THE FREEDMEN.

REV. JOSEPH E. ROY, D.D., Field Superintendent, Atlanta, Ga.


STUDIES IN THE SOUTH.

FROM THE ATLANTIC MONTHLY.

A Black Planter.

There is a class of colored men in the South who are laying the foundations of a better state of things than now prevails, by sheer industry and devotion to money-making. I found a conspicuous illustration of this type in the person and work of a negro in one of the old Southern States. He could not read, but had learned within a few years, by instruction from his young wife, to write well enough to enable him to “keep the time” of his hands by recording it in his book of farm accounts. He had “begun without nothin’,” he said. At the end of the war he gathered up some “lame and sick gov’ment mules that had been turned out fuh de crows, an’ doctor’d ’em up.” Then he worked on the plantations near him, at first by the day, but soon began to rent land and “hire hands.” He said he “lived on nothin’, or what other folks frowed away; but I reckon I fed my mules mighty well.” He had bought land, a little at a time, and when I visited him owned many hundred acres of the best land in that region. He still worked hard himself, and exacted, most rigidly, the amount of labor which he thought his hands ought to perform. “I don’t lay out fuh ’em to do as much as I does, boss; but dey mus’n’t shirk.” His residence was but a few miles from a considerable town. The year before I was there a neighboring planter had wanted a twenty-acre wood-lot cleared off. It was heavily timbered, and this black man offered to clear the ground for the wood which was to be removed. This was accepted, and he “had de choppin’ done in de wintah, when dey wusn’t no wuk, an’ han’s wus cheap.” The wood was drawn out and piled up on a vacant lot near the road. “Nex’ summah eberybody’s out o’ wood in town; dey allays is; dey nebber luks ahead mo’ ’an twel’ dinnah time. Nobody hain’t no time to haul wood den. Eberybody’s in de cotton. But ebery night, ahtah we done done de day’s wuk in de fiel’, den my wagons every one takes loads o’ wood to town. De bigbugs pays good price den, ’cause dey ain’t no wood fuh to be hed. So dah, den [becoming animated], hi, boss, I sells de wood, see! An’ I pays all de spences fuh cuttin’ it, an’ in de nex’ place I buys de lan’ what de wood come off, an’ I hab suffin lef’ in de bank.” The guttural chuckle with which he ended I am powerless to represent. The principal citizens of the town said this story was true.

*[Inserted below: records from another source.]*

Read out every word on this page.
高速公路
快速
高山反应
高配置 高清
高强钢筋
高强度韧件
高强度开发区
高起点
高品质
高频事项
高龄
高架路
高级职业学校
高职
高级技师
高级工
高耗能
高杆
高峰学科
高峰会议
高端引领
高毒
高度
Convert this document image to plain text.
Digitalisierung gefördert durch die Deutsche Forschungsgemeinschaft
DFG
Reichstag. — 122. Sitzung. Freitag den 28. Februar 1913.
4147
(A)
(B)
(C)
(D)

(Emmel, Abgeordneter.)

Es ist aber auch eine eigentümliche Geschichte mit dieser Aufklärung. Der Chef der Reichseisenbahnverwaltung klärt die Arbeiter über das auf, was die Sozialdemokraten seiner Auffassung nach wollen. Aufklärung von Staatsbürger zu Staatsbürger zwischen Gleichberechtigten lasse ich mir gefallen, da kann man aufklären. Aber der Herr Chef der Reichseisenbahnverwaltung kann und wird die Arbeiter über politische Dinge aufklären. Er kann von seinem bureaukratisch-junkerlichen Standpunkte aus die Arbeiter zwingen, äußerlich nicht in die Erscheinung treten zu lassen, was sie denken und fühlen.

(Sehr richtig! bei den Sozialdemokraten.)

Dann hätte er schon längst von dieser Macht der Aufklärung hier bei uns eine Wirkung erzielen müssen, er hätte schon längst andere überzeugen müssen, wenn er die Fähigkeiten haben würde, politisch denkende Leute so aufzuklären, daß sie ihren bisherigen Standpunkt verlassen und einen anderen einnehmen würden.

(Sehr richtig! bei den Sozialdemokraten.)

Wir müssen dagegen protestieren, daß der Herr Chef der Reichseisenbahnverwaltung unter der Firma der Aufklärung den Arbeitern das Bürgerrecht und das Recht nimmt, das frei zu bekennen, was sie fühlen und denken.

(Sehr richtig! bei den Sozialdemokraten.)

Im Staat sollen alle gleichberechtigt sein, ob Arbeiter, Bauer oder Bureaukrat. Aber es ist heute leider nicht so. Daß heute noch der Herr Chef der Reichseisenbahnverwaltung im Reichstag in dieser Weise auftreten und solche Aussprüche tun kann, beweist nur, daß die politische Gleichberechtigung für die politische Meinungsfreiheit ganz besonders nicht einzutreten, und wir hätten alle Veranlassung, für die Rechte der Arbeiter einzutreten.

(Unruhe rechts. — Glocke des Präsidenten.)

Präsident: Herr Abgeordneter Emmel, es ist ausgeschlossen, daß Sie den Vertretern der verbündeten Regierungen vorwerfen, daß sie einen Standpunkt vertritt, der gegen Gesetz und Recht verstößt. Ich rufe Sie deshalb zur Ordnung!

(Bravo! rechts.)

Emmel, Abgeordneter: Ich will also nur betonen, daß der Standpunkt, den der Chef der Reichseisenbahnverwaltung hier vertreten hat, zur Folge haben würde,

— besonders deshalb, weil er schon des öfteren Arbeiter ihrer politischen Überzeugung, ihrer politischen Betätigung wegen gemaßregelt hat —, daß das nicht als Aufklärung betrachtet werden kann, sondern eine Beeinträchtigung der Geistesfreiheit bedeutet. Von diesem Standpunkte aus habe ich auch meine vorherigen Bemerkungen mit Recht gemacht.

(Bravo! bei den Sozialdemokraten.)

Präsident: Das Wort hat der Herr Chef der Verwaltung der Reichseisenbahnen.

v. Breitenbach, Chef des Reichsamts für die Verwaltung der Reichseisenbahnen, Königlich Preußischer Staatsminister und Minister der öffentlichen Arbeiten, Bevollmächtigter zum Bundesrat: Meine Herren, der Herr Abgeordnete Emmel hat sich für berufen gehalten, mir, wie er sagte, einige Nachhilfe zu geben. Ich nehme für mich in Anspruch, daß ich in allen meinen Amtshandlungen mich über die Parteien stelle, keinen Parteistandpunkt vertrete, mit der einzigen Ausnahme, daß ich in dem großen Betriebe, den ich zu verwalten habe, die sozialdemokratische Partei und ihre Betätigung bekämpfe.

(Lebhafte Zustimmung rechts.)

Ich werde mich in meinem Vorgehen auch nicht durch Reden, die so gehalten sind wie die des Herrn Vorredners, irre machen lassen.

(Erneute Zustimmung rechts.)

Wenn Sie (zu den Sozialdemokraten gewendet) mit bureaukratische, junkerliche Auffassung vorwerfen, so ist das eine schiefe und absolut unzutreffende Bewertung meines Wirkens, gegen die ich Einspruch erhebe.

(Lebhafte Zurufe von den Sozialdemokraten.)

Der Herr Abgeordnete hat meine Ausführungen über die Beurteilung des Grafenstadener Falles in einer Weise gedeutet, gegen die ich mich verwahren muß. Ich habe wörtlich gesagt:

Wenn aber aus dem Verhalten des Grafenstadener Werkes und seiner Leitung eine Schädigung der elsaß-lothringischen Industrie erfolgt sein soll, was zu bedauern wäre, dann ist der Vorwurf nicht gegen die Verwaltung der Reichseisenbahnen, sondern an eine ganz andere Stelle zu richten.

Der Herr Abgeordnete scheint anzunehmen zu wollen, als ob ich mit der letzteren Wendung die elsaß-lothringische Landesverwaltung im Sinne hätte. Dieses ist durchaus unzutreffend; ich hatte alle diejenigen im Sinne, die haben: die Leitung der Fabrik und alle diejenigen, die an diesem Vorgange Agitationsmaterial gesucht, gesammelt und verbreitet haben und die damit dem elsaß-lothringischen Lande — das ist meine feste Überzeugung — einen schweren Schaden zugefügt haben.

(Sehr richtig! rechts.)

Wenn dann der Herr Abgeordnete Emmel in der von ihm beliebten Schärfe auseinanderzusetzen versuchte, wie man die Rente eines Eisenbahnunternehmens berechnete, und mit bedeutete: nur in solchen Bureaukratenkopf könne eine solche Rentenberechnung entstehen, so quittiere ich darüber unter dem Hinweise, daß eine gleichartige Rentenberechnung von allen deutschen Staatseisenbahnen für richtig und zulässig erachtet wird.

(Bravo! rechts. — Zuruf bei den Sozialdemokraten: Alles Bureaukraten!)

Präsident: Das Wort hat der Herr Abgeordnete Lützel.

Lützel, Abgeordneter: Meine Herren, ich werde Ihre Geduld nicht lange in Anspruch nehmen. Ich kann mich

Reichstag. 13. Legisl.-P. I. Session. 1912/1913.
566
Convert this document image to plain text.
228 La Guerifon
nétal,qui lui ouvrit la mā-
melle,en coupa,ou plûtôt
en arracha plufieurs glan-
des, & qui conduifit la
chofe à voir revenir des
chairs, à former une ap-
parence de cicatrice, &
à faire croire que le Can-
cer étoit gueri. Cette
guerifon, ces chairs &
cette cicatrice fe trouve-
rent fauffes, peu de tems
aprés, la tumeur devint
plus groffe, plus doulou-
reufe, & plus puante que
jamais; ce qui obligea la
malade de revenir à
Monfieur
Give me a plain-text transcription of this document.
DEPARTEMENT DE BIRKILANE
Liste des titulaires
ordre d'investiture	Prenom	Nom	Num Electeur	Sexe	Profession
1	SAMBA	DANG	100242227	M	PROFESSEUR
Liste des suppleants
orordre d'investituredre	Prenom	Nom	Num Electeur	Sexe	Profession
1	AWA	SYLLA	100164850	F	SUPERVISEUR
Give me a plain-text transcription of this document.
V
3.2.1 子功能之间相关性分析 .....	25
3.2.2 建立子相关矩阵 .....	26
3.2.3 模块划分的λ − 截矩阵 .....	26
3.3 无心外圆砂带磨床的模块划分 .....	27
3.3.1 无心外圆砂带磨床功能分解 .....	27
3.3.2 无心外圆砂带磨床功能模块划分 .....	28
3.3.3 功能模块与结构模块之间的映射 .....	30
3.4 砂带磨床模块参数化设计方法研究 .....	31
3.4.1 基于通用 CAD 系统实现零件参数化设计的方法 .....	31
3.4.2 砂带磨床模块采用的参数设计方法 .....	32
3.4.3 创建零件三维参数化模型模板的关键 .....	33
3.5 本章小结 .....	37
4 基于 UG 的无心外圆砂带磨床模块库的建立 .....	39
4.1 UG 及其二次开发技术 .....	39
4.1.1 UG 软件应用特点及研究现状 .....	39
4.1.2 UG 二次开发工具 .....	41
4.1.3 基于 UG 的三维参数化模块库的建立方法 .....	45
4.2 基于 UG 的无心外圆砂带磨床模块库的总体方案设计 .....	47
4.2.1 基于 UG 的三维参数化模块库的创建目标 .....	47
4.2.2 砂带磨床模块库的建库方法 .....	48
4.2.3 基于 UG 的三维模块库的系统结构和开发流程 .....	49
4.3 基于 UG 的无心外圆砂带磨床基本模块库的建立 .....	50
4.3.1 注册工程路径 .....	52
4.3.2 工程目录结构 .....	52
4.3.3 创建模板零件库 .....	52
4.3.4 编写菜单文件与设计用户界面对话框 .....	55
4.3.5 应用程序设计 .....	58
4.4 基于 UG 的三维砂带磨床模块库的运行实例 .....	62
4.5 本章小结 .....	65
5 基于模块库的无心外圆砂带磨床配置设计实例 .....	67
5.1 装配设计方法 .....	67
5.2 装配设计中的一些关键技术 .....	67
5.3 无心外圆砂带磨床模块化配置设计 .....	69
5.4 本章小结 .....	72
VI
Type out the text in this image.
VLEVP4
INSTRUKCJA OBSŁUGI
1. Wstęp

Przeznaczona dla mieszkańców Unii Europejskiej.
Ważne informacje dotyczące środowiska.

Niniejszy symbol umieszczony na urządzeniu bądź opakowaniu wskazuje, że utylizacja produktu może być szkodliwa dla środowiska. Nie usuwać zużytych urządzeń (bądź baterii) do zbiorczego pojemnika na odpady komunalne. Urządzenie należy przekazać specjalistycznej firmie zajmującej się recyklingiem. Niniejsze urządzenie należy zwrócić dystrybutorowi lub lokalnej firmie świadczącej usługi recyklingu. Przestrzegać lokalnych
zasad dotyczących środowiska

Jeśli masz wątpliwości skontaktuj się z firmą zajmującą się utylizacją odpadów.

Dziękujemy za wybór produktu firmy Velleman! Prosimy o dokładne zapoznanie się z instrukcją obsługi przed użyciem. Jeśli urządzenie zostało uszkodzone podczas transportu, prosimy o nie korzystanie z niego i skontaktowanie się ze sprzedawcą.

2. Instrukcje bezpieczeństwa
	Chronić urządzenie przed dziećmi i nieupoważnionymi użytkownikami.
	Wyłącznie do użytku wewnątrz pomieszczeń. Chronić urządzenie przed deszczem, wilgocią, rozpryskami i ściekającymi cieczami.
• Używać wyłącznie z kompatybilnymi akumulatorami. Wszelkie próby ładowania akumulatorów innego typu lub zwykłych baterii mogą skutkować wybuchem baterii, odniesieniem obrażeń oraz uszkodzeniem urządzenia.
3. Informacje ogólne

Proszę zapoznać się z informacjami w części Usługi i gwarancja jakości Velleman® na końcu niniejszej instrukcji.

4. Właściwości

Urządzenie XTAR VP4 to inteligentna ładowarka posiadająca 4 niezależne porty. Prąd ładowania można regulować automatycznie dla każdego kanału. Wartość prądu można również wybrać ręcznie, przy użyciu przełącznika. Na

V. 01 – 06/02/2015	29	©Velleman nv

This man reared cattle, sheep, and hogs, and had better blooded animals than any other planter near him, white or black. He was saving all the manure that his farms yielded, and drawing more from the town—“de profit’s on de back load.” His fences were good, and, what is rare in the South, the fence-rows were kept clean, and free from weeds, briars and bushes.